MiniHUBO (Miniature Humanoid Robot) is an small affordable adaptable robot platform. MiniHUBO is a miniaturized version of the HUBO developed by the Korea Advanced Institute of Science and Technology (KAIST). The goal of MiniHUBO is to develop an affordable and open-ended research platform to expand knowledge in the human robotics field. MiniHUBO is designed to be simple to fabricate and assemble. MiniHUBO is Designed with a flexible control unit capable of easily integrating sensors to increase capability.
DAVID (Demonstrative Automobile for the Visually Impaired Driver) is the world's very first, and only vehicle than can be driven by the blind, developed in response to an initiative proposed by the National Federation of the Blind (Blind Driver Challenge). Through the development and integration of novel non-visual driver interfaces on an existing vehicle platform, the goal is to provide the blind with a degree of independence that they have never before experienced.

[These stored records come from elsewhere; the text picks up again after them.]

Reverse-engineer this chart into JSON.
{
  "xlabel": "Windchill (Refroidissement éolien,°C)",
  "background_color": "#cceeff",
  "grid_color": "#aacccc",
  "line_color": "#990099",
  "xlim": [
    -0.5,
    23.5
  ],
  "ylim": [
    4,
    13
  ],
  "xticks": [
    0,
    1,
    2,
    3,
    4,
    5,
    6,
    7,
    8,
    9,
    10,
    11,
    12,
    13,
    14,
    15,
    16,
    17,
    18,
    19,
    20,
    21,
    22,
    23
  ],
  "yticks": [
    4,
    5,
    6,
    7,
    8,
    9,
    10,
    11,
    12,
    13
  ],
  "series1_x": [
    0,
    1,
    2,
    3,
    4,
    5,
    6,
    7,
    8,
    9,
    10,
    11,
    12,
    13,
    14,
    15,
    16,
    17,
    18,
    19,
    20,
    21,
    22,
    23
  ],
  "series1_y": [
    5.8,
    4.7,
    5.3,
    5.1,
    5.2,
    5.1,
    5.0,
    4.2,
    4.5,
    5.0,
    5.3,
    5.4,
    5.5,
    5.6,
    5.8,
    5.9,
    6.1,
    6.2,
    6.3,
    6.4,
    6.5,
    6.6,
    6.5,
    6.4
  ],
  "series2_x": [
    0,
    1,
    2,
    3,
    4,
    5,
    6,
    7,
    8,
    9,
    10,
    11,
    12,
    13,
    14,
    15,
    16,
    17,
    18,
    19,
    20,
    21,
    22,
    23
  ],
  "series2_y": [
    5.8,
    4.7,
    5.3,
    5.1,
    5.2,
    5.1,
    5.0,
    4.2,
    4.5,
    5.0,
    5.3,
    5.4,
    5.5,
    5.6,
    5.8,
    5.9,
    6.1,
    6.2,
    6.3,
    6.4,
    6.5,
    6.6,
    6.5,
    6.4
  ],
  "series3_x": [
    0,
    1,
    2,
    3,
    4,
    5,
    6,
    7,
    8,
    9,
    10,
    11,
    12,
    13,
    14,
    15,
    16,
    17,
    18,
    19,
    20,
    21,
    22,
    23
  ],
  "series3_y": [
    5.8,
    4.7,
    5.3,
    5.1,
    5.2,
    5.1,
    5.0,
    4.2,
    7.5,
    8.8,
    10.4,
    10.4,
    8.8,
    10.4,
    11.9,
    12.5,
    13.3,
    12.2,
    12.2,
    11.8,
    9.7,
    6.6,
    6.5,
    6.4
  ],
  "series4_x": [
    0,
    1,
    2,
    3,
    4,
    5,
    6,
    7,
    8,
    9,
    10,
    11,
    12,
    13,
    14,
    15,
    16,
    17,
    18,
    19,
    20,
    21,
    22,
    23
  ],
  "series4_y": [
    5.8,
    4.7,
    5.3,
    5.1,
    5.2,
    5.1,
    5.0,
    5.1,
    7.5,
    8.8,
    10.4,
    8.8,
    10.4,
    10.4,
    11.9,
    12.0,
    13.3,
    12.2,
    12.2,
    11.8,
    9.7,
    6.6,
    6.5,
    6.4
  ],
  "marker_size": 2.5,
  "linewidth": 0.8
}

RAPHaEL (Robotic Air Powered Hand with Elastic Ligaments) is a dexterous robotic hand powered by compressed air with a novel actuator in the shape of an accordion like corrugated tubing. Each finger of the hand is actuated by three actuator segments connected to a single compressed air line. All three segments of the finger moves as compressed air enters the actuator triggered by a solenoid, and the finger returns to its original position by elastic members attached to the finger when the air is cut off. The force, position, and compliance of the finger is controlled by a electronic air pressure regulator through feedback from the bending position sensors and force sensors at the tip of each fingers. This mechanism significantly simplifies the design, control, and implementation of a dexterous hand and dramatically lowers the cost enabling it to be a cost effective practical solution for use in prosthesis.
The Cam-based Function Generating Transmission is a novel mechanism that takes two inputs, an angular rotational input and a ‘gear ratio’ selection, and outputs an angular rotation with a variable speed ratio. This transmission has unique characteristics such as generating specific functional speed ratio outputs including dwells, for a constant velocity input.